Paulo Sergio Pinheiro, the U.N.'s independent rights investigator for Myanmar, has said he is determined to gain access to the country's prisons and detention centers as part of an investigation into allegations of abuses committed by the military regime.
Pinheiro had been barred from the country since November 2003. He submitted a proposed itinerary to the ruling junta before arriving in the country for a five-day trip, but it was being "fine-tuned," Aye Win, the U.N. spokesman in Myanmar, said Sunday.
Accompanied by authorities, Pinheiro's first stop in Myanmar was the town of Bago, 50 miles north of Yangon, the U.N. said in a statement. Buddhist monasteries in Bago were among those targeted by the crackdown after monks joined anti-govern- ment protests.
Pinheiro then returned to Yangon to meet officials at Shwedagon Pagoda, the country's most revered shrine and a flashpoint of unrest during the protests.
The junta has come under renewed international pressure since crushing the demonstrations.

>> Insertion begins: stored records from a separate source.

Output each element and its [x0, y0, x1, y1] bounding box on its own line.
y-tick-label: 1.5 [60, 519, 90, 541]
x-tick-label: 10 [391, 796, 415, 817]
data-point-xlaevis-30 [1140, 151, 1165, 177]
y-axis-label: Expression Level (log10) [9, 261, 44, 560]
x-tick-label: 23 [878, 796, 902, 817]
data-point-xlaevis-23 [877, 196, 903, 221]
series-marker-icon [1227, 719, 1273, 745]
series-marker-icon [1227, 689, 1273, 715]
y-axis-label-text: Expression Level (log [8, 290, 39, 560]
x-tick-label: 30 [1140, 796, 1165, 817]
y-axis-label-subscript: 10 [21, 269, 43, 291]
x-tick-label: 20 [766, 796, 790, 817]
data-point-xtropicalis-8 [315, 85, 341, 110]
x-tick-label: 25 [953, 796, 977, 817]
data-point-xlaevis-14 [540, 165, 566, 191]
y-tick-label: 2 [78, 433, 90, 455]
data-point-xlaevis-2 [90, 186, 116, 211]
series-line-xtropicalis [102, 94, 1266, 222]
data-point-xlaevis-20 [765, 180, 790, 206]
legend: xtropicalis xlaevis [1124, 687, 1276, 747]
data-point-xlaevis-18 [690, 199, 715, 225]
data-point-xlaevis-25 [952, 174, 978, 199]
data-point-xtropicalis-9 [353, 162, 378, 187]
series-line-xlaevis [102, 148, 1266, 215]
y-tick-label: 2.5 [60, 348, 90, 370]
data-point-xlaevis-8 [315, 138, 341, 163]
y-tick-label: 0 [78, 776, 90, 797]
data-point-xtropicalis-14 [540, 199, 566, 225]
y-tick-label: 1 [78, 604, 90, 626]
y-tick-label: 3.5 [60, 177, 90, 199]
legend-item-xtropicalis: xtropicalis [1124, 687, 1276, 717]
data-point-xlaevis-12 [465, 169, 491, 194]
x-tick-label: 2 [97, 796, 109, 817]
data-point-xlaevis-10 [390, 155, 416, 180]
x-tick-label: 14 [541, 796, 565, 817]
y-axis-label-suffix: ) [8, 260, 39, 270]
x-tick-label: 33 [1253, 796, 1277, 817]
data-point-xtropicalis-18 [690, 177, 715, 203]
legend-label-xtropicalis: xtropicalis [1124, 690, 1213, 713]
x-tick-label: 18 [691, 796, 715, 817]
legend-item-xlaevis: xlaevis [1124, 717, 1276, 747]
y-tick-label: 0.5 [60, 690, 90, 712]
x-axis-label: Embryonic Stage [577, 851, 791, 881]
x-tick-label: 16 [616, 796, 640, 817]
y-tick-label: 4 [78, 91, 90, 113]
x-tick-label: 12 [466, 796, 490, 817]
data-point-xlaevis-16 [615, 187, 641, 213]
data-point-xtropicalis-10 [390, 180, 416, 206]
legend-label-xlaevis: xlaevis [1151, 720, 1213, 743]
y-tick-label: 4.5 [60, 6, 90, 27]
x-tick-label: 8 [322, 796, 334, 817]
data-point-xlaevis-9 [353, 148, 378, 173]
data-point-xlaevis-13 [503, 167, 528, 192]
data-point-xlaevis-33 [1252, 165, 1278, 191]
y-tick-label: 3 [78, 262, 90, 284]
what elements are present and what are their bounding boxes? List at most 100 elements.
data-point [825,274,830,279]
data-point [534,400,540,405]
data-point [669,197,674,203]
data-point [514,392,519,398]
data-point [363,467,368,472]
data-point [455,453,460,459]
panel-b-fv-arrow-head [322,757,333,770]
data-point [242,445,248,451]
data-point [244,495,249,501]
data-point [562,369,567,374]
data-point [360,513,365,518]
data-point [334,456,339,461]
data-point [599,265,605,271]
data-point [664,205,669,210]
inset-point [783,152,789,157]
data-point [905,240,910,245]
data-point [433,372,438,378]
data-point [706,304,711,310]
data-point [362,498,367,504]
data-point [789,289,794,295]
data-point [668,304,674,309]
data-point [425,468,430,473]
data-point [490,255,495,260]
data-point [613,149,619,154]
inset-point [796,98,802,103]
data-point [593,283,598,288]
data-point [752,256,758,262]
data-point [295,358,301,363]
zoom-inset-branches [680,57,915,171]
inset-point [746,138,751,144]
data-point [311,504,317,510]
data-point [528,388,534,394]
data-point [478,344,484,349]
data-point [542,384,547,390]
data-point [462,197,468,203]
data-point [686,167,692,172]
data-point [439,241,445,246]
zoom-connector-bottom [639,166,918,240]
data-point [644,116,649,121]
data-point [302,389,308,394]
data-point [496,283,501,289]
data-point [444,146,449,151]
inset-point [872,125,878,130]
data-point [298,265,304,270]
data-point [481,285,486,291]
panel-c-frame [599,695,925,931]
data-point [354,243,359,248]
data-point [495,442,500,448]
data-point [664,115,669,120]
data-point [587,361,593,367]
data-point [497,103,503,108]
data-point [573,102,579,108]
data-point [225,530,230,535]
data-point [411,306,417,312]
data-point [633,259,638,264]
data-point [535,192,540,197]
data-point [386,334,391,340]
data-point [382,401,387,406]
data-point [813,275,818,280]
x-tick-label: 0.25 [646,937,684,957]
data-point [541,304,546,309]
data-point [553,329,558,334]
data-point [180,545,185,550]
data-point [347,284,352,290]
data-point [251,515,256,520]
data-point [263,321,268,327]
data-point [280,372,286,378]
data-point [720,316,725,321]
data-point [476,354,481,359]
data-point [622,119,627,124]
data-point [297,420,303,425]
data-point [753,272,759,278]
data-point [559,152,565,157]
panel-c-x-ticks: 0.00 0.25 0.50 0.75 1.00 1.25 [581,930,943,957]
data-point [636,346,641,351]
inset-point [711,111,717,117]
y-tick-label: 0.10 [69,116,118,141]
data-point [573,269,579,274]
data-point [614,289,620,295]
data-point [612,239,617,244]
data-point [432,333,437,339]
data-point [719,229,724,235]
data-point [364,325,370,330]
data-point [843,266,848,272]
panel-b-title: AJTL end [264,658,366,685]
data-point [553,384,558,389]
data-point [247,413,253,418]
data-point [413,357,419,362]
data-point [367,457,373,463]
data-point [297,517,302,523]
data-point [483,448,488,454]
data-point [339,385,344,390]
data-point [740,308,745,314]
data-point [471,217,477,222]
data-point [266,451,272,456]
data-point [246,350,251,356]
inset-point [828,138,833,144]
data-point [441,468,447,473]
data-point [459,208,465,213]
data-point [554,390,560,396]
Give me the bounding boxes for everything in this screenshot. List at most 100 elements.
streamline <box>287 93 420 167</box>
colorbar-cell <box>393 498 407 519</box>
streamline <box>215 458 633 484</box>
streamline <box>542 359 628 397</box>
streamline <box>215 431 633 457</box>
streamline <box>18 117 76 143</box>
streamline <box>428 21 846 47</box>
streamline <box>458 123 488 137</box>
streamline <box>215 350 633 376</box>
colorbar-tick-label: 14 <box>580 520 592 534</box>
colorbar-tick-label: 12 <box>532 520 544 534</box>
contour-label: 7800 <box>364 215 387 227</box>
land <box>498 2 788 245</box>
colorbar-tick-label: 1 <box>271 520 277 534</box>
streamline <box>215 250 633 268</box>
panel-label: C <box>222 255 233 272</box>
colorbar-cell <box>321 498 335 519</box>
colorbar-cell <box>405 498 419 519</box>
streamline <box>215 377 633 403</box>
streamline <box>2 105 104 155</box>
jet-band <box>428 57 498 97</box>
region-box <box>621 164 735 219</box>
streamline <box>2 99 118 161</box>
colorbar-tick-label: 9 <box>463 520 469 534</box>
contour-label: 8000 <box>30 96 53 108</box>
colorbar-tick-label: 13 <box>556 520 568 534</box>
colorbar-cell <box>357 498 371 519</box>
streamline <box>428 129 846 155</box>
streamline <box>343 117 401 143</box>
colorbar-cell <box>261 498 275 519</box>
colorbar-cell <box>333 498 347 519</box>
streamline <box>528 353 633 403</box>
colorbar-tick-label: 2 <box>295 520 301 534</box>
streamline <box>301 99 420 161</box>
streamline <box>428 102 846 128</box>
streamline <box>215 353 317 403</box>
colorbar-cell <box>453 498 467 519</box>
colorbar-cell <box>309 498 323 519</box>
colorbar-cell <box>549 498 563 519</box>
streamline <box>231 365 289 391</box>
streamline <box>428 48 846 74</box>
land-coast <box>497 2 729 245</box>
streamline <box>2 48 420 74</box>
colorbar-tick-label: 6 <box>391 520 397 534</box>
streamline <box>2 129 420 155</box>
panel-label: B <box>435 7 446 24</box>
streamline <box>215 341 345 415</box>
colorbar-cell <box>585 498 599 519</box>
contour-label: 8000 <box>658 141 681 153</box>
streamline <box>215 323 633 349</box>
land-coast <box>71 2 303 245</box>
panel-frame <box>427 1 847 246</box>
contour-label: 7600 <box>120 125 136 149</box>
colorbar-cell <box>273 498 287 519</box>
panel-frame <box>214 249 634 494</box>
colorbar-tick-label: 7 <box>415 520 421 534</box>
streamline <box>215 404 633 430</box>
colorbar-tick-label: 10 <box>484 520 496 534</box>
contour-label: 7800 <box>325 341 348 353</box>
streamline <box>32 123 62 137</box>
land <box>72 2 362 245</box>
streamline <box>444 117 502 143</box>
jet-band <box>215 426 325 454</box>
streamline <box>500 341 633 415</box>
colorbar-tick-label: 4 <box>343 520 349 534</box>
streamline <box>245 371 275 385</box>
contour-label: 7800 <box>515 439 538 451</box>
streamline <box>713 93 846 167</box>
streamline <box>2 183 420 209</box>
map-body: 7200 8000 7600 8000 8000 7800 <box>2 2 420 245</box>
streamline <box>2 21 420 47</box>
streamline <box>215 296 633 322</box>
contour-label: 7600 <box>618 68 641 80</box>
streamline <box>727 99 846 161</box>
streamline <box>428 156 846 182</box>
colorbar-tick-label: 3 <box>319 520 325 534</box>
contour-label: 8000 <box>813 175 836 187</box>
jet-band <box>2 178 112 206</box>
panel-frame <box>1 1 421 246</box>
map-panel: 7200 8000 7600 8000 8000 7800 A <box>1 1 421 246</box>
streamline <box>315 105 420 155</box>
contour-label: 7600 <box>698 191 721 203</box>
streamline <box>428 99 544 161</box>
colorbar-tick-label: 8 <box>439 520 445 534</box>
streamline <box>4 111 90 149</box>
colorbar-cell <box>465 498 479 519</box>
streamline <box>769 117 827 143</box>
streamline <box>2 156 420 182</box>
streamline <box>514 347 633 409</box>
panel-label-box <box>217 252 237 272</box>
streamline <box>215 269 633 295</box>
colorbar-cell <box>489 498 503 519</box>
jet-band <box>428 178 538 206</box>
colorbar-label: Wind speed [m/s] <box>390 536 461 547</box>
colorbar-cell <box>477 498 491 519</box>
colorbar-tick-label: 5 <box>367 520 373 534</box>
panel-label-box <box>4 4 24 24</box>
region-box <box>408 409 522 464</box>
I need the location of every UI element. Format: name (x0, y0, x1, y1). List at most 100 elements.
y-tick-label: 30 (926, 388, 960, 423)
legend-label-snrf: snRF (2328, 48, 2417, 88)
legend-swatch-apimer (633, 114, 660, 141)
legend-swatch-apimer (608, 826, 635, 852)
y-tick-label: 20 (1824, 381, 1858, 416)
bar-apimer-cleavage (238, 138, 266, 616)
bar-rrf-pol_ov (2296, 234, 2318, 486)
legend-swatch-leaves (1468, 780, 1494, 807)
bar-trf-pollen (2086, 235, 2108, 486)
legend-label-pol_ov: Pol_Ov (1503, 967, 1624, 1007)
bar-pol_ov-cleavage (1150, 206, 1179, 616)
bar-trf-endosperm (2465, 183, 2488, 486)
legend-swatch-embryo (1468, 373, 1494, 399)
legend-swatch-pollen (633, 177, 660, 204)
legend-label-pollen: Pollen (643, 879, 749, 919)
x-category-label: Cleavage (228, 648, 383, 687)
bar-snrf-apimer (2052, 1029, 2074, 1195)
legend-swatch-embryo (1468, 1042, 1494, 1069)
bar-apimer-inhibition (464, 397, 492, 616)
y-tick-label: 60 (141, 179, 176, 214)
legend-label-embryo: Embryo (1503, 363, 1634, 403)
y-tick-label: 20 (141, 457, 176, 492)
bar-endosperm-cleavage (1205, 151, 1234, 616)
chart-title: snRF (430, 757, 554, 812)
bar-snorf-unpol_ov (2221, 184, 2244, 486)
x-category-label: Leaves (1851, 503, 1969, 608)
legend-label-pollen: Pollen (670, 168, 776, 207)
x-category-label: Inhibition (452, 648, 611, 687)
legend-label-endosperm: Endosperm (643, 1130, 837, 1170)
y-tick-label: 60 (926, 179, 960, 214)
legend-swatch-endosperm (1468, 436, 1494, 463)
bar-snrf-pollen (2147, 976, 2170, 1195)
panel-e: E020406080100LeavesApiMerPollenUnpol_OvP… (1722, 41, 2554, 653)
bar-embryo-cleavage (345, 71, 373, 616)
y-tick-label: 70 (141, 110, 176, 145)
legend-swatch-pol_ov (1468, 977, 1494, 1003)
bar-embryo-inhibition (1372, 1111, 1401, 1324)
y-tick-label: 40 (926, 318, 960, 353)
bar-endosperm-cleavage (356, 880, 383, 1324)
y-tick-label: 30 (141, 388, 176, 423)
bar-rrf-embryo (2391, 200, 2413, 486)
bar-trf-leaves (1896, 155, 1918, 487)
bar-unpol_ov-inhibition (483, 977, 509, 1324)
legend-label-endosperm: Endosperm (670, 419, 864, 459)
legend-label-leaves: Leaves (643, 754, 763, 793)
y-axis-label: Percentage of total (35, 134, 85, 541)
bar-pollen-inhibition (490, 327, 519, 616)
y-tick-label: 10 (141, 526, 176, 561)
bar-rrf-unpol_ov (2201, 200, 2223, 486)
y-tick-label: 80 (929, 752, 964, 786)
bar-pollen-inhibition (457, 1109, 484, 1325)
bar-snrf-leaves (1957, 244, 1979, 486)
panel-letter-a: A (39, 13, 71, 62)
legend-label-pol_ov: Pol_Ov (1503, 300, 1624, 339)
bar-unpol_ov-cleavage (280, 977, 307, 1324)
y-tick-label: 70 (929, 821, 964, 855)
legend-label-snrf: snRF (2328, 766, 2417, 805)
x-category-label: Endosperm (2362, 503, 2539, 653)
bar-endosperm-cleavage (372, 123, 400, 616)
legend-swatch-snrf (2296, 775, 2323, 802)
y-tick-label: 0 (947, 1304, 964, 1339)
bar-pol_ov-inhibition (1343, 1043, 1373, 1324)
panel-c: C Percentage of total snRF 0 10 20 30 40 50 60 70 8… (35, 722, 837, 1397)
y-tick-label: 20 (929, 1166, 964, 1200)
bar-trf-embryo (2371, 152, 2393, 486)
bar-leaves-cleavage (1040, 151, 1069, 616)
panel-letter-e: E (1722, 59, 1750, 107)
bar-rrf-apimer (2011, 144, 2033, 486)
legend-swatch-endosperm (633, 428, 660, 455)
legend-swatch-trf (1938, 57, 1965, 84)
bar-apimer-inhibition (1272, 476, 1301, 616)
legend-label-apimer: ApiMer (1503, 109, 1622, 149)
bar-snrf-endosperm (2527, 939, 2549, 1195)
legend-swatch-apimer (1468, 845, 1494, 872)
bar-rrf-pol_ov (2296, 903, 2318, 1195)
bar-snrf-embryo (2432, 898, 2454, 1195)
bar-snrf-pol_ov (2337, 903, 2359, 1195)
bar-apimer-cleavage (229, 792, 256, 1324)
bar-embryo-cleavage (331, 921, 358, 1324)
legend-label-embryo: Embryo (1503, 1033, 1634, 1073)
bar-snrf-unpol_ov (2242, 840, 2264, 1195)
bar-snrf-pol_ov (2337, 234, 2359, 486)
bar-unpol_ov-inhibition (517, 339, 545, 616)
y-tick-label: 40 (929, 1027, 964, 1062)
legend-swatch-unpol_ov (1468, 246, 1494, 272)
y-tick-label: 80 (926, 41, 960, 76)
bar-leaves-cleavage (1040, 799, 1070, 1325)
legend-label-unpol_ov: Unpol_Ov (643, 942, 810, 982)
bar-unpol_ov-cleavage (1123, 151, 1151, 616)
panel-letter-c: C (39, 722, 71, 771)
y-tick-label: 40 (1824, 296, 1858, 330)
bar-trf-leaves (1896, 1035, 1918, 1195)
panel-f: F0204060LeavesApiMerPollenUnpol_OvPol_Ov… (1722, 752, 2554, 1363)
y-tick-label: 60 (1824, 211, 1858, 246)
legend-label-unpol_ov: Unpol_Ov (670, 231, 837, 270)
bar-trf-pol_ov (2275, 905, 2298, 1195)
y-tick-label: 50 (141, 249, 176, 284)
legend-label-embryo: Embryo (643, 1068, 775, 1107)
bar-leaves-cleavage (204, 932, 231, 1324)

Myanmar authorities have said 10 people were killed when troops opened fire on peaceful protesters in Yangon on Sept. 26 and 27. Diplomats and dissidents, however, say the death toll was much higher and that an unknown number of people remain in custody.
Pinheiro cited unidentified sources as saying last month that between 30 and 40 monks and 50 to 70 civilians were allegedly killed.